Независимо от климатических условий, среды и различных врагов человек всегда ухитрялся выжить. В случае с пешеходами произошел элементарный естественный отбор: выжили сильнейшие. Только самые ловкие, умные и смелые сумели избежать систематической охоты. Хоть и немногочисленные, они все же выжили. Хоть и лишенные всех так называемых благ цивилизации - они существовали. Вынужденные защищать не только собственную жизнь, но и существование целой расы, они руководствовались ловкостью своих предков, живших в лесах. Они жили, охотились, любили друг друга, умирали, и два поколения мир ничего не знал о них. У них была своя политическая организация, свои законы и суд, вершивший справедливость на основании Блекстона и Конституции. Вождем всегда был кто-то из рода Миллеров - сначала выросший мальчик с ненавистью в сердце, потом его сын, воспитанный с детства в ненависти ко всему механическому, затем его внук - мудрый, хитрый и энергичный и, наконец, правнук, Авраам Миллер, тремя поколениями подготовленный к мести.
Авраам Миллер был наследным президентом Колонии Пешеходов, укрытой в горах Озарк. Граждане ее жили в изоляции, но не в неведении, их была горстка, но они приспособились к сложившейся обстановке. Среди первых беглецов оказалось несколько изобретателей и профессоров, а также один юрист. Они культивировали свои знания и передавали их дальше. Все вместе они возделывали землю, охотились, ловили рыбу, строили лаборатории. У них имелись даже машины, и время от времени, маскируя ноги, они отправлялись на разведку на территорию врага. Обучение некоторых детей с самого начала строилось в этом направлении. Имеются доказательства, что один из таких шпионов жил несколько лет в Сент Луисе.

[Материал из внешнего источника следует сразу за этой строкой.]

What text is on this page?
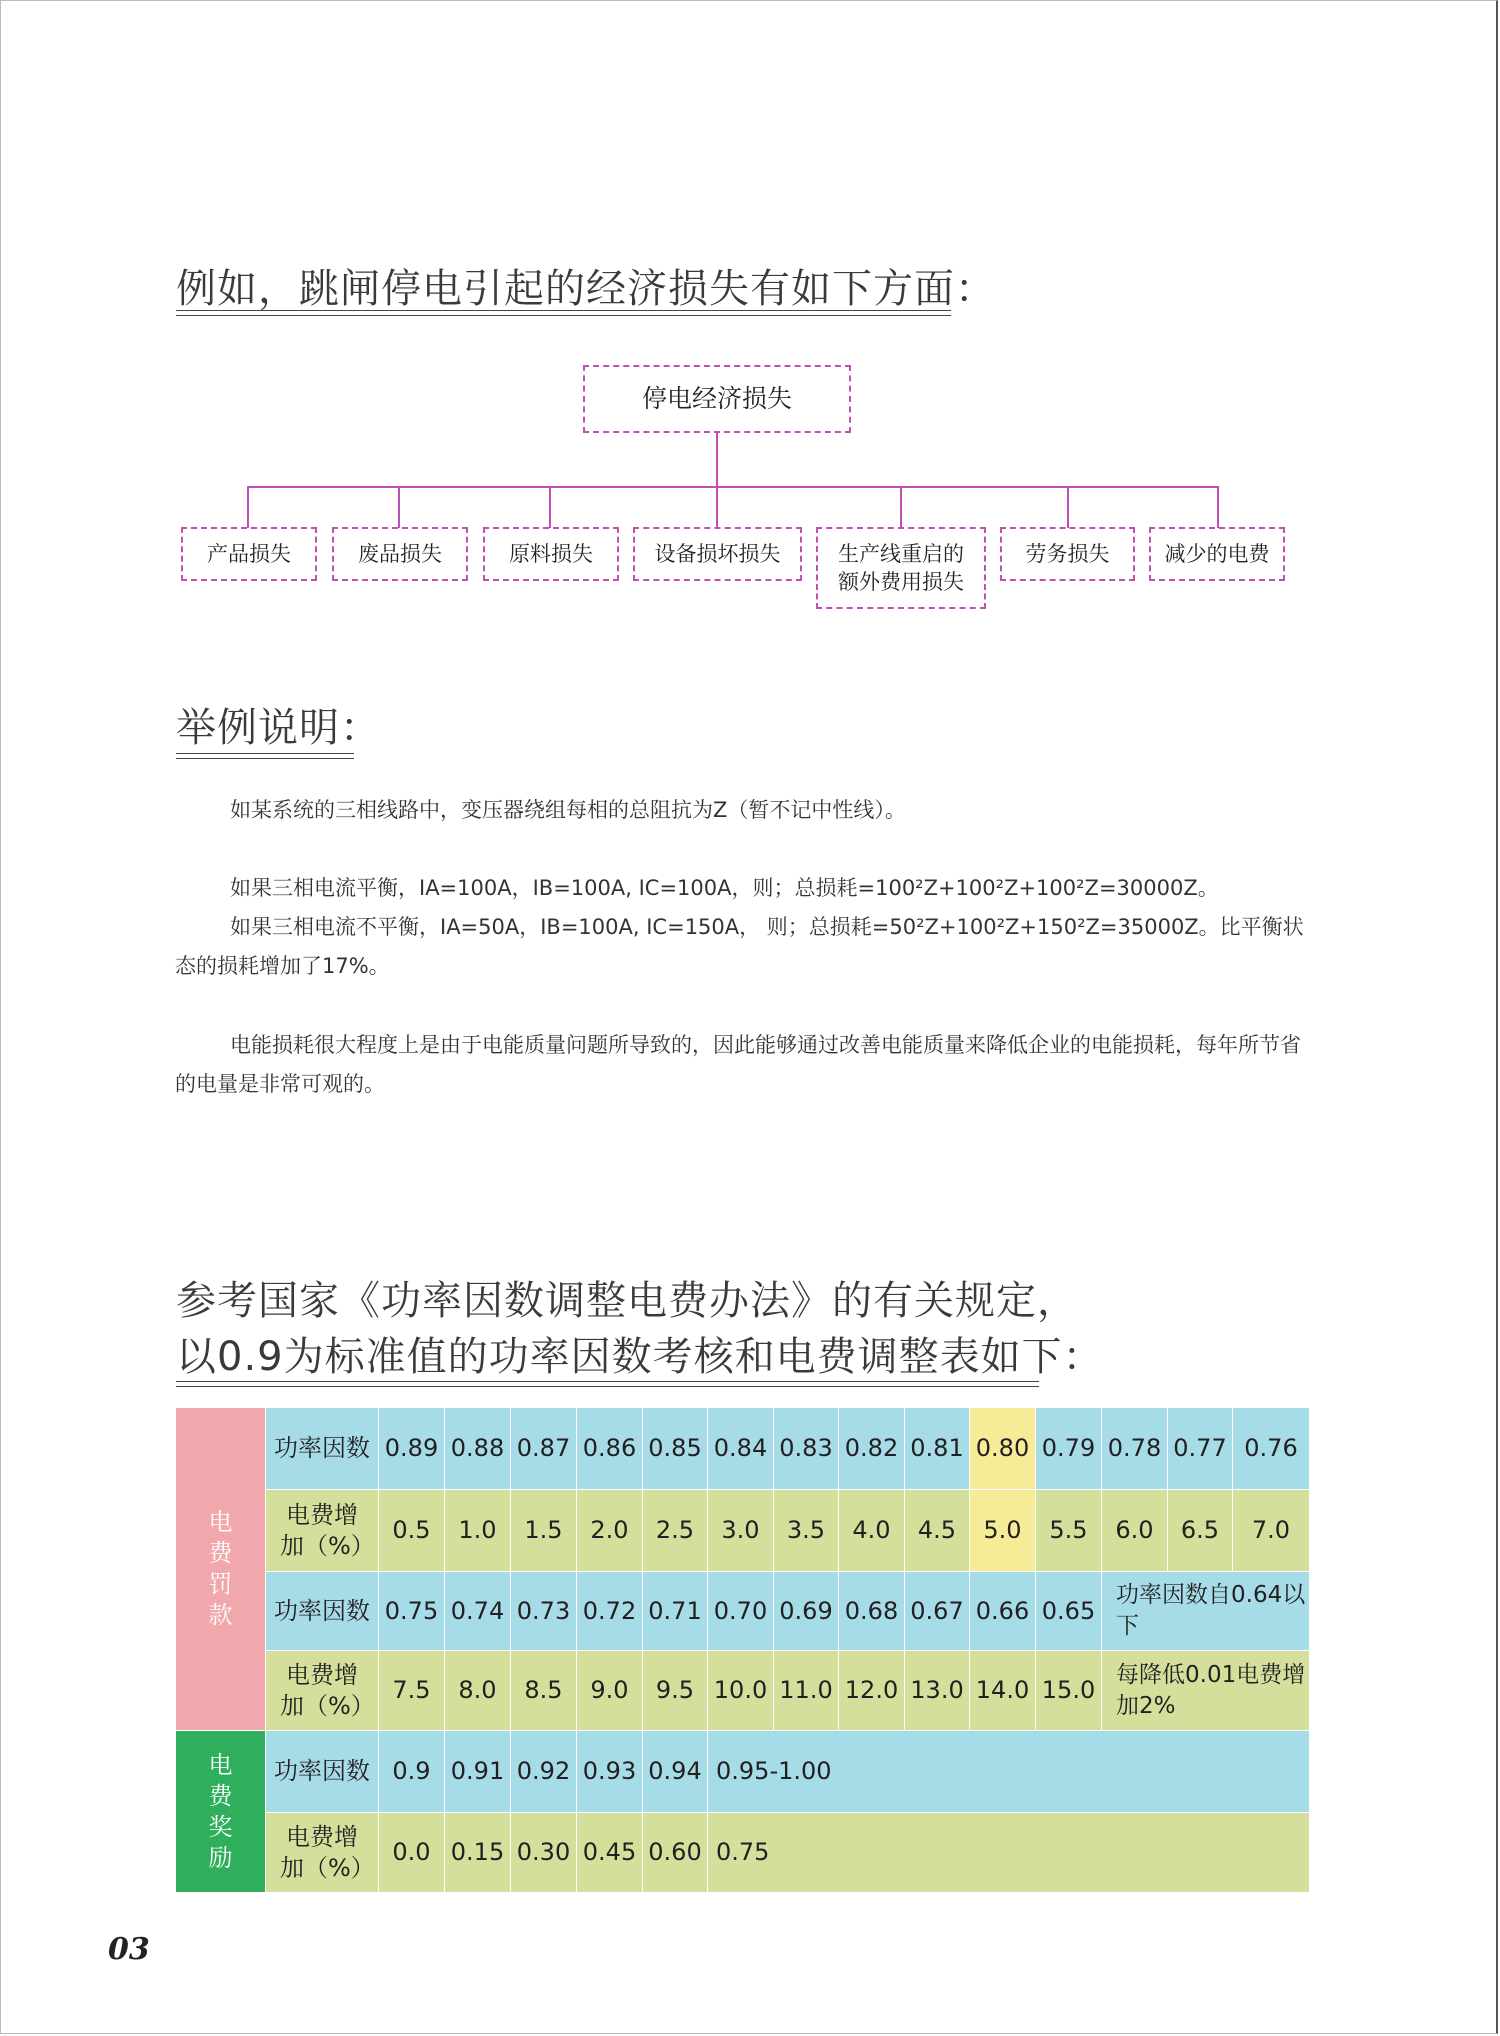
例如，跳闸停电引起的经济损失有如下方面：
停电经济损失
产品损失	废品损失	原料损失	设备损坏损失	生产线重启的额外费用损失
劳务损失	减少的电费
举例说明：

如某系统的三相线路中，变压器绕组每相的总阻抗为Z（暂不记中性线）。

如果三相电流平衡，IA=100A，IB=100A, IC=100A，则；总损耗=100²Z+100²Z+100²Z=30000Z。

如果三相电流不平衡，IA=50A，IB=100A, IC=150A， 则；总损耗=50²Z+100²Z+150²Z=35000Z。比平衡状态的损耗增加了17%。

电能损耗很大程度上是由于电能质量问题所导致的，因此能够通过改善电能质量来降低企业的电能损耗，每年所节省的电量是非常可观的。

参考国家《功率因数调整电费办法》的有关规定，
以0.9为标准值的功率因数考核和电费调整表如下：
电费罚款	功率因数	0.89	0.88	0.87	0.86	0.85	0.84	0.83	0.82	0.81	0.80	0.79	0.78	0.77	0.76

	电费增加（%）	0.5	1.0	1.5	2.0	2.5	3.0	3.5	4.0	4.5	5.0	5.5	6.0	6.5	7.0
	功率因数	0.75	0.74	0.73	0.72	0.71	0.70	0.69	0.68	0.67	0.66	0.65	功率因数自0.64以下		

	电费增加（%）	7.5	8.0	8.5	9.0	9.5	10.0	11.0	12.0	13.0	14.0	15.0	每降低0.01电费增加2%		

电费奖励	功率因数	0.9	0.91	0.92	0.93	0.94	0.95-1.00								

	电费增加（%）	0.0	0.15	0.30	0.45	0.60	0.75								
03
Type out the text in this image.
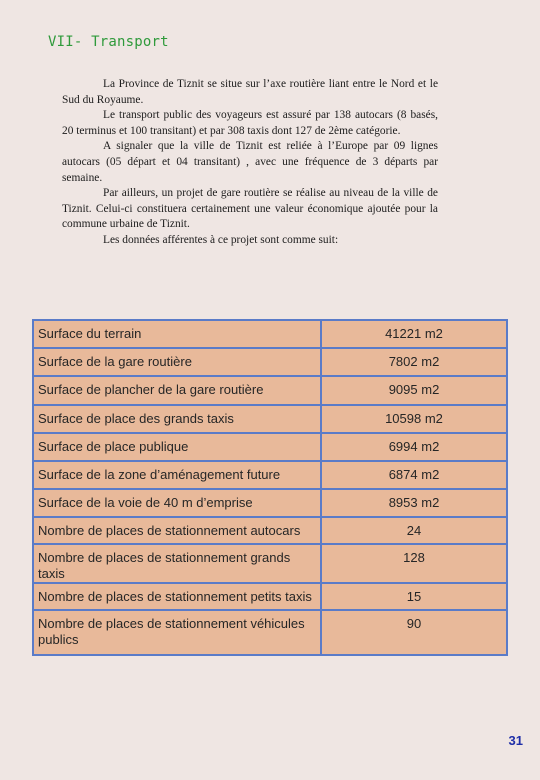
VII- Transport

La Province de Tiznit se situe sur l’axe routière liant entre le Nord et le Sud du Royaume.

Le transport public des voyageurs est assuré par 138 autocars (8 basés, 20 terminus et 100 transitant) et par 308 taxis dont 127 de 2ème catégorie.

A signaler que la ville de Tiznit est reliée à l’Europe par 09 lignes autocars (05 départ et 04 transitant) , avec une fréquence de 3 départs par semaine.

Par ailleurs, un projet de gare routière se réalise au niveau de la ville de Tiznit. Celui-ci constituera certainement une valeur économique ajoutée pour la commune urbaine de Tiznit.

Les données afférentes à ce projet sont comme suit:

Surface du terrain	41221 m2
Surface de la gare routière	7802 m2
Surface de plancher de la gare routière	9095 m2
Surface de place des grands taxis	10598 m2
Surface de place publique	6994 m2
Surface de la zone d’aménagement future	6874 m2
Surface de la voie de 40 m d’emprise	8953 m2
Nombre de places de stationnement autocars	24
Nombre de places de stationnement grands taxis	128
Nombre de places de stationnement petits taxis	15
Nombre de places de stationnement véhicules publics	90
31
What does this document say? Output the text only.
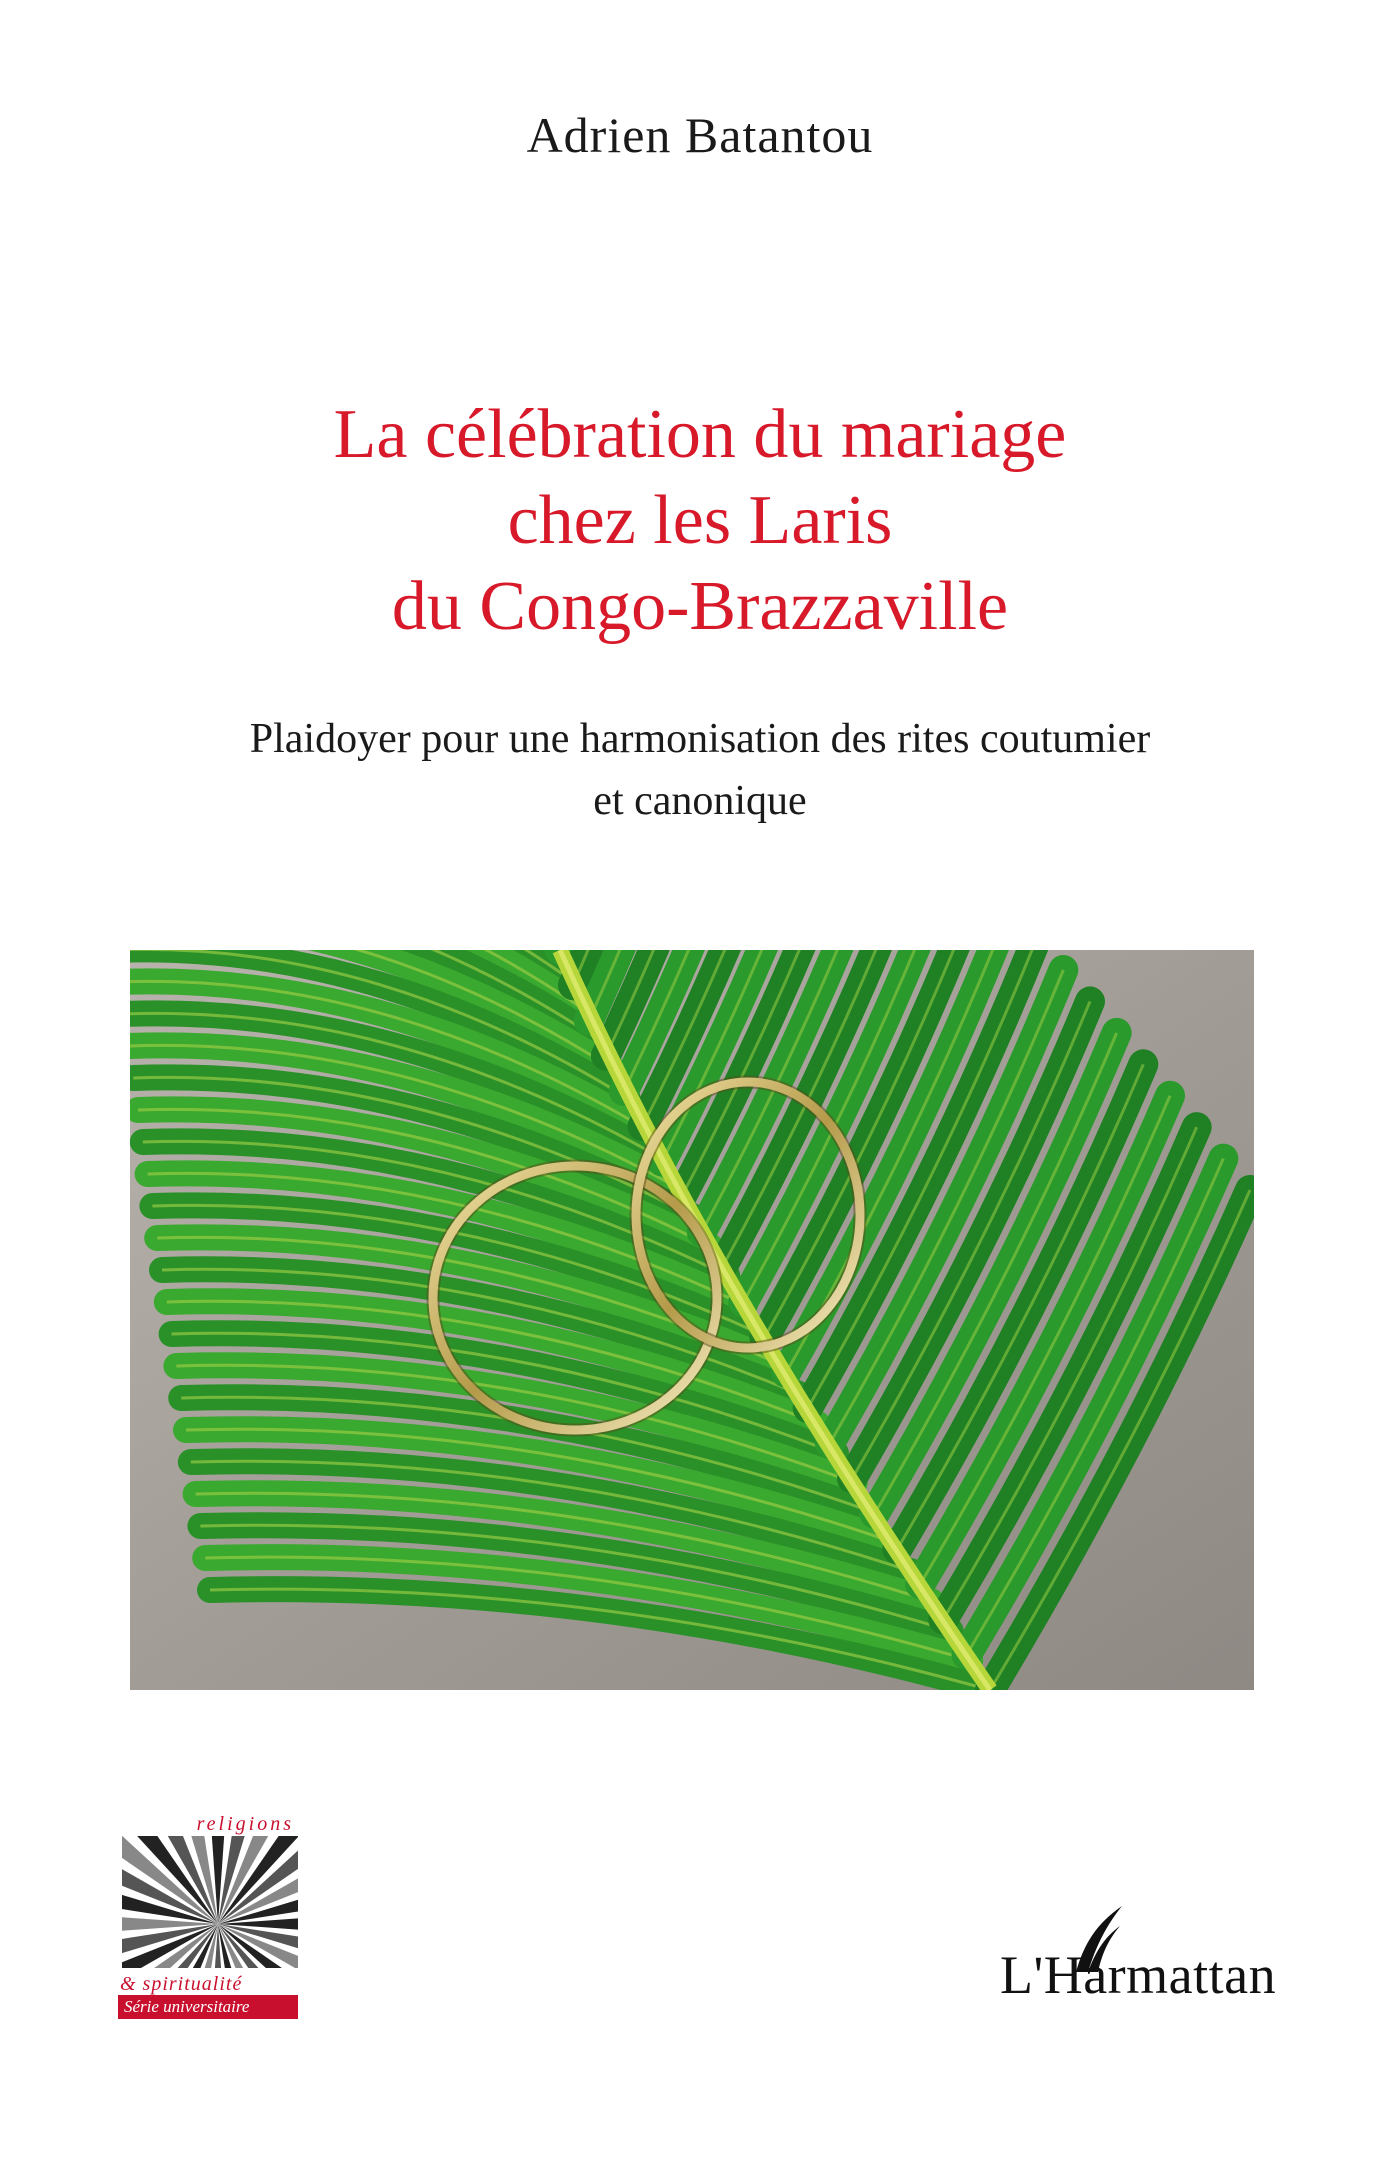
Adrien Batantou
La célébration du mariage
chez les Laris
du Congo-Brazzaville
Plaidoyer pour une harmonisation des rites coutumier
et canonique
religions
& spiritualité
Série universitaire
L'Harmattan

Колонией управляла одна мысль, всех жителей влекла одна цель:дети с малых лет говорили о ней, школьники день за днем разговаривали об этом, молодежь шепталась о ней при свете луны, в лабораториях она была написана на всех стенах, старики собирали вокруг себя детвору и заставляли клясться, что они все свершат. Вся деятельность колонии подчинялась реализации лозунга:
- Мы вернемся!
Они упивались ненавистью. Их предков травили, как диких животных, убивали без жалости, как паразитов. Они хотели не столько мести, сколько свободы, права на свободную жизнь как хотят и где хотят. Три поколения колонии удавалось хранить свое существование в секрете. Год за годом они жили, работали и умирали с одной мыслью в сердце. Теперь пришло время реализации планов. А тем временем мир автомобилистов катился своим путем, материалистический, механический, самолюбивый - он дал удобства массам, но не сумел обеспечить счастья отдельным гражданам. Все жили в достатке, имели доходы, дома, продукты, одежду. Однако дома были из бетона, все одинаковые, отливаемые на конвейере. И мебель была из бетона, отливаемая вместе с домами. Одежда делалась из водоотталкивающей бумаги, одинакового фасона, менявшегося четыре раза в году. Продукты продавались кубиками, каждый из которых содержал все необходимое для жизни, на каждом написано количество. Веками изобретатели что-то придумывали, и наконец жизнь стала однообразной, а работа свелась к нажатию кнопок. Однако мир автомобилистов оставлял желать много лучшего, поскольку никто не пользовался мускулами. Разумеется, летом люди потели, но уже несколько поколений никто не вспотел от усилия. Такие слова, как "труд", "работа" помечались в словарях как устаревшие.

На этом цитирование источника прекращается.